In March 2003, the government issued regulations that said pilots deemed security threats can have their licenses taken away without a hearing.

Hybrid owners may face repair dilemma

DETROIT >> With Ford Motor Co.'s Escape hybrid sport utility vehicle due out this summer, the automaker is training thousands of mechanics at dealerships around the country how to service them.

The fuel-efficient vehicle, which has both a traditional gas-powered motor and an electric motor, isn't vastly different from its standard Escape counterpart. But while service stations can rotate the tires, fix the brakes and change the oil, owners need to visit the dealerships for anything that requires mechanics to analyze or fix problems under the hood. And in many cases, independent auto mechanics don't want to touch hybrid vehicles.

For now, it's not an issue for most owners because warranties protect the cars for many years.

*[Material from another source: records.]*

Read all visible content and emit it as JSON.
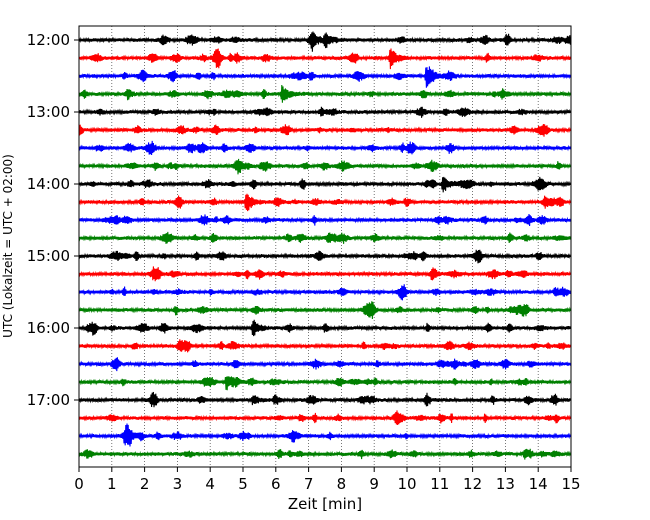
{
  "chart_data": {
    "type": "line",
    "xlabel": "Zeit  [min]",
    "ylabel": "UTC (Lokalzeit = UTC + 02:00)",
    "xlim": [
      0,
      15
    ],
    "x_ticks": [
      "0",
      "1",
      "2",
      "3",
      "4",
      "5",
      "6",
      "7",
      "8",
      "9",
      "10",
      "11",
      "12",
      "13",
      "14",
      "15"
    ],
    "y_ticks": [
      "12:00",
      "13:00",
      "14:00",
      "15:00",
      "16:00",
      "17:00"
    ],
    "grid": {
      "x": "dotted",
      "y": "none"
    },
    "line_colors": [
      "#000000",
      "#ff0000",
      "#0000ff",
      "#008000"
    ],
    "trace_interval_minutes": 15,
    "trace_starts": [
      "12:00",
      "12:15",
      "12:30",
      "12:45",
      "13:00",
      "13:15",
      "13:30",
      "13:45",
      "14:00",
      "14:15",
      "14:30",
      "14:45",
      "15:00",
      "15:15",
      "15:30",
      "15:45",
      "16:00",
      "16:15",
      "16:30",
      "16:45",
      "17:00",
      "17:15",
      "17:30",
      "17:45"
    ],
    "events": [
      {
        "trace": 0,
        "minute": 7.1,
        "amplitude": 0.8
      },
      {
        "trace": 0,
        "minute": 7.5,
        "amplitude": 0.7
      },
      {
        "trace": 1,
        "minute": 9.5,
        "amplitude": 0.9
      },
      {
        "trace": 2,
        "minute": 10.6,
        "amplitude": 1.0
      },
      {
        "trace": 3,
        "minute": 6.2,
        "amplitude": 0.8
      },
      {
        "trace": 8,
        "minute": 11.1,
        "amplitude": 0.7
      },
      {
        "trace": 9,
        "minute": 5.1,
        "amplitude": 1.0
      },
      {
        "trace": 16,
        "minute": 5.3,
        "amplitude": 0.8
      },
      {
        "trace": 19,
        "minute": 4.5,
        "amplitude": 0.7
      },
      {
        "trace": 20,
        "minute": 5.3,
        "amplitude": 0.4
      }
    ]
  }
}
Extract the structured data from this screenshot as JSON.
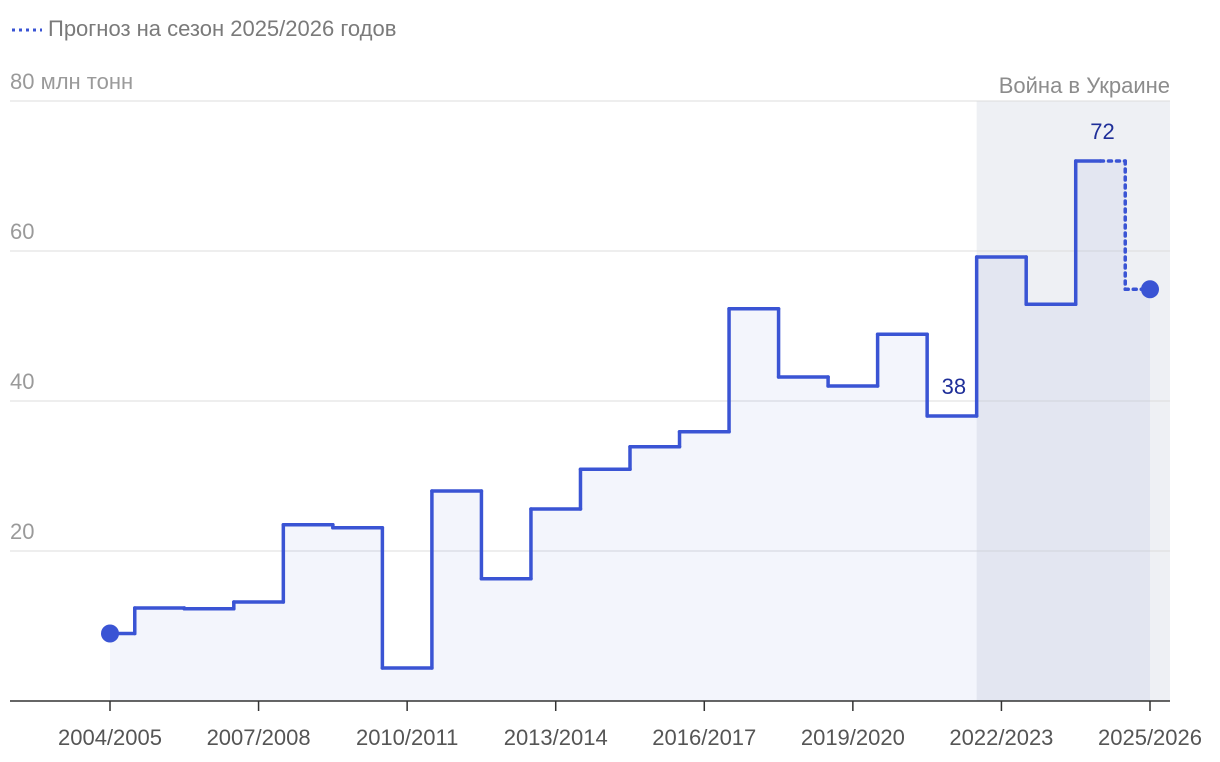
{
  "chart_data": {
    "type": "step",
    "categories": [
      "2004/2005",
      null,
      null,
      "2007/2008",
      null,
      null,
      "2010/2011",
      null,
      null,
      "2013/2014",
      null,
      null,
      "2016/2017",
      null,
      null,
      "2019/2020",
      null,
      null,
      "2022/2023",
      null,
      null,
      "2025/2026"
    ],
    "series": [
      {
        "color": "#3a54d4",
        "style": "solid",
        "values": [
          9,
          12.4,
          12.3,
          13.2,
          23.5,
          23.1,
          4.4,
          28,
          16.3,
          25.6,
          30.9,
          33.9,
          35.9,
          52.3,
          43.2,
          42,
          48.9,
          38,
          59.2,
          52.9,
          72,
          null
        ]
      },
      {
        "name": "Прогноз на сезон 2025/2026 годов",
        "color": "#3a54d4",
        "style": "dotted",
        "values": [
          null,
          null,
          null,
          null,
          null,
          null,
          null,
          null,
          null,
          null,
          null,
          null,
          null,
          null,
          null,
          null,
          null,
          null,
          null,
          null,
          72,
          54.9
        ]
      }
    ],
    "labeled_points": [
      17,
      20
    ],
    "ylim": [
      0,
      80
    ],
    "yticks": [
      20,
      40,
      60,
      {
        "value": 80,
        "label": "80 млн тонн"
      }
    ],
    "grid": true,
    "shade": {
      "label": "Война в Украине",
      "start_index": 18
    }
  }
}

But some owners fear the end of the warranty because they won't have the option of taking their car to independent auto repair shops, which typically offer lower prices for repairs than the dealerships.

California strike cuts into Kroger's earnings

CINCINNATI >> Kroger Co.'s first-quarter earnings tumbled 25 percent, depressed largely by the impact of a 4 1/2-month California supermarket strike.

Kroger said yesterday it earned $262.8 million, or 35 cents per share, for the three months ended May 22, down from $351.5 million, or 46 cents per share, a year ago. Analysts surveyed by Thomson First Call projected earnings of 34 cents per share.

The strike, which ended in late February, was against Kroger's Ralphs chain as well as against stores owned by Albertsons Inc. and Safeway Inc.


Italy to prop up struggling Alitalia

ROME >> The Italian government has agreed to guarantee a bridge loan in a bid to stave off bankruptcy at state-controlled airline Alitalia.

Alitalia shares had been suspended yesterday pending the announcement, which was made at the end of a Cabinet meeting at Premier Silvio Berlusconi's office in Rome later yesterday. "It's the first significant step to reach the important goal of restoring the finances of Italy's flagship airline," Deputy Transport Minister Mario Tassone told reporters after the meeting.

Tassone did not disclose the amount of the loan, but the Italian news agencies ANSA and AGI said it totaled $605 million.

The bridge loan is the only type of aid that might have been allowed under European Union rules. EU officials said that Alitalia could be eligible to receive rescue aid in the form of a bridge loan repayable within 12 months.